Книга: Нелокальность: Феномен, меняющий представление о пространстве и времени, и его значение для черных дыр, Большого взрыва и теорий всего
Назад: 3. Локальность Эйнштейна
Дальше: Необычное происхождение квантовой механики

Локальность спасает физику от сумасшествия

Эйнштейн разрабатывал теорию относительности, размышляя о том, что именно означает локальность для наших измерений времени и длины. Эта теория содержит положения, которые укрепляют позиции локальности. Прежде всего, она подразумевает, что ничто не может двигаться быстрее, чем свет. Технически теория не запрещает движение со скоростью выше скорости света как таковое. Она только говорит, что свет перемещается с одной и той же скоростью для всех наблюдателей. Однако в большинстве случаев это требование преобразуется в глобальное ограничение скорости. Если бы вы могли догнать свет, то, как размышлял Эйнштейн еще подростком, вам бы показалось, что свет остановился — он бы перестал двигаться относительно вас с той же скоростью, что и относительно всех остальных. Независимо от того, как быстро вы движетесь, как стараетесь, вам его не догнать. Это так же бесполезно, как искать, где кончается радуга.

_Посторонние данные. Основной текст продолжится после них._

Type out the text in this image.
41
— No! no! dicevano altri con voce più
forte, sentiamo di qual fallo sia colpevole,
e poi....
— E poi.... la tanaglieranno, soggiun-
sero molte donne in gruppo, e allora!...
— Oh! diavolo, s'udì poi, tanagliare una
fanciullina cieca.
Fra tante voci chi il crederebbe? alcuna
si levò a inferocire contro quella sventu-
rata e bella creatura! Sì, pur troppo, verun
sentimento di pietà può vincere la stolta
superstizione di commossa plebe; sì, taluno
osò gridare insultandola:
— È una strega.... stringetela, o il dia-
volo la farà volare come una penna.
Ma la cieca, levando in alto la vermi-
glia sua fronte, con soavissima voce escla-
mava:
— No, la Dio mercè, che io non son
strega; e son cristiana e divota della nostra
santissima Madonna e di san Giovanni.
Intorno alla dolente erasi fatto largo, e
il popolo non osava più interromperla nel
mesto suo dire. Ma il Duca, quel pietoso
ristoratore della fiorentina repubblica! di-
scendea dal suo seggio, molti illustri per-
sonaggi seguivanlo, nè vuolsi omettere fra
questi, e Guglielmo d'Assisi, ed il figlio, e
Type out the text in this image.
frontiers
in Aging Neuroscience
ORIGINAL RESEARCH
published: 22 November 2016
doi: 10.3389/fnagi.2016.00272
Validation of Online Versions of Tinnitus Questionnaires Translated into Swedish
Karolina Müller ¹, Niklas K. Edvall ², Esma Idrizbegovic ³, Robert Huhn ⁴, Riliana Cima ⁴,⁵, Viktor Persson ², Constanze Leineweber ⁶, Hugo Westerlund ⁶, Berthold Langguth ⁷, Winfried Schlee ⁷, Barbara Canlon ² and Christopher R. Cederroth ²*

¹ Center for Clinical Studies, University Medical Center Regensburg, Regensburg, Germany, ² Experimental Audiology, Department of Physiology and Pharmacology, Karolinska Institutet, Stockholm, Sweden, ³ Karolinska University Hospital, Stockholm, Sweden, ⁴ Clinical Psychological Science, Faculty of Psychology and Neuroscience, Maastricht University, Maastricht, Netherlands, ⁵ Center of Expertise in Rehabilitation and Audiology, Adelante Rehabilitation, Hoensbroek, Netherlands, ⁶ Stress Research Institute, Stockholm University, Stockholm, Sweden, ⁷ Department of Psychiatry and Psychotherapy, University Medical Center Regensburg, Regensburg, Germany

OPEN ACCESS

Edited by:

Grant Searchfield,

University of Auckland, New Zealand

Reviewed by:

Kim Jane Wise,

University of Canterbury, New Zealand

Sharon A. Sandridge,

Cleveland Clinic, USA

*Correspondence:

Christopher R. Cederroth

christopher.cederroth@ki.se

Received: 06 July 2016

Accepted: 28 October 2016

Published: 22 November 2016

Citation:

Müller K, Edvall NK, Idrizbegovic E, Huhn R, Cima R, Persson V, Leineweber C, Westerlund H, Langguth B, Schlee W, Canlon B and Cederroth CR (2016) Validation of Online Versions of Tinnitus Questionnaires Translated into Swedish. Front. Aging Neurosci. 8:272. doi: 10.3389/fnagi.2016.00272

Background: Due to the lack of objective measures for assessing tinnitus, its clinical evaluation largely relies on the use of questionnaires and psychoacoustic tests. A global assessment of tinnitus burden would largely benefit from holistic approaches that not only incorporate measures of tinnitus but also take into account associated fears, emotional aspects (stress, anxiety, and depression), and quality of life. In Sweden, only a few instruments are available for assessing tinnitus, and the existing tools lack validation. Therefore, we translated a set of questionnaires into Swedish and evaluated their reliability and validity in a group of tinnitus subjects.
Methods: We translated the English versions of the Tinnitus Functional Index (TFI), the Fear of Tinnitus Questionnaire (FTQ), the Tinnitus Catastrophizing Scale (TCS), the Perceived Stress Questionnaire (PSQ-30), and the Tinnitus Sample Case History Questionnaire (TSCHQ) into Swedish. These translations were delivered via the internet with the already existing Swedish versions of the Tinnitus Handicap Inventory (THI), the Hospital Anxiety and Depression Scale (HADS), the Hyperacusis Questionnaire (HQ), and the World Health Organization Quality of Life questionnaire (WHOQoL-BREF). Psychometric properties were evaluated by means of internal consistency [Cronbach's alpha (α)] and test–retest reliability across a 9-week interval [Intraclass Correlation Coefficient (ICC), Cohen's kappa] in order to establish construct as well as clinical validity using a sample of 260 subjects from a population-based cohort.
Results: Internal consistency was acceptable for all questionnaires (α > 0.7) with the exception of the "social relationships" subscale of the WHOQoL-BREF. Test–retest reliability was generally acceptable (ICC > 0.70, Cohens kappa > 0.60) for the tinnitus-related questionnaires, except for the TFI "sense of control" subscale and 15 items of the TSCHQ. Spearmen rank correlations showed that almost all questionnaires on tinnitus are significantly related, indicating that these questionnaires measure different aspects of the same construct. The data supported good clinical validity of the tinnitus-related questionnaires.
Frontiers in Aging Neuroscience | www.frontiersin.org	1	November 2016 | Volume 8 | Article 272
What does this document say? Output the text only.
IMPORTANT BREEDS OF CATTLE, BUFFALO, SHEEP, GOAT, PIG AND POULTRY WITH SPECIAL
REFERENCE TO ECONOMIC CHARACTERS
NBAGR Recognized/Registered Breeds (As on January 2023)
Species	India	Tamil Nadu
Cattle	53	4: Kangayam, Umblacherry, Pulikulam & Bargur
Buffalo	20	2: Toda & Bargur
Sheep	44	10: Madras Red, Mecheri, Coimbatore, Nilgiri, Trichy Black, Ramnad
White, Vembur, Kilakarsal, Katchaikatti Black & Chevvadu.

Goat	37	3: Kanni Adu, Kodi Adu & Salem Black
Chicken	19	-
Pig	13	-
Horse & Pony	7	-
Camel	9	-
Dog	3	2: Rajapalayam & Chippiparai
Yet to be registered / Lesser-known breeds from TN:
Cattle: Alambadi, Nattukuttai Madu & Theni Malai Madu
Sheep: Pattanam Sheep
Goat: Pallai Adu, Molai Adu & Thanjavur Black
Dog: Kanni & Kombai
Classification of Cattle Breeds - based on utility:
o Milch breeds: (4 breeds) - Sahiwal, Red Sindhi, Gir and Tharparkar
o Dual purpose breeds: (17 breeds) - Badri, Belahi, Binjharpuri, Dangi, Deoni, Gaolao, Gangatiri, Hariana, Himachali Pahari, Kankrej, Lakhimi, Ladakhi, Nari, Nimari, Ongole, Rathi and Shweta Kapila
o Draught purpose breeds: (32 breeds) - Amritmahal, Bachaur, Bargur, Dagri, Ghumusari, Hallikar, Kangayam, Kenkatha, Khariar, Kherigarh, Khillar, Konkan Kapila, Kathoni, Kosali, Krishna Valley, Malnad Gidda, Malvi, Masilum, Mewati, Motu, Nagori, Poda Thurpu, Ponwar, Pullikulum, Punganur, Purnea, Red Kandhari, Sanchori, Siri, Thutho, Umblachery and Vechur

На практике, если вы пытаетесь разогнать какой-нибудь объект до скорости света, некий надзиратель будто жмет на тормоза, так что приходится прикладывать все больше усилий за каждую прибавку к скорости. Именно поэтому современные ускорители частиц должны быть такими гигантскими. Крошечная разница между 99,9999% скорости света (скорость частиц в старом ускорителе «Тэватрон» в Fermilab) и 99,999999% (скорость частиц в Большом адронном коллайдере) превращается в десятикратную разницу в энергии. Для того чтобы достичь скорости света, потребовалось бы бесконечное количество энергии.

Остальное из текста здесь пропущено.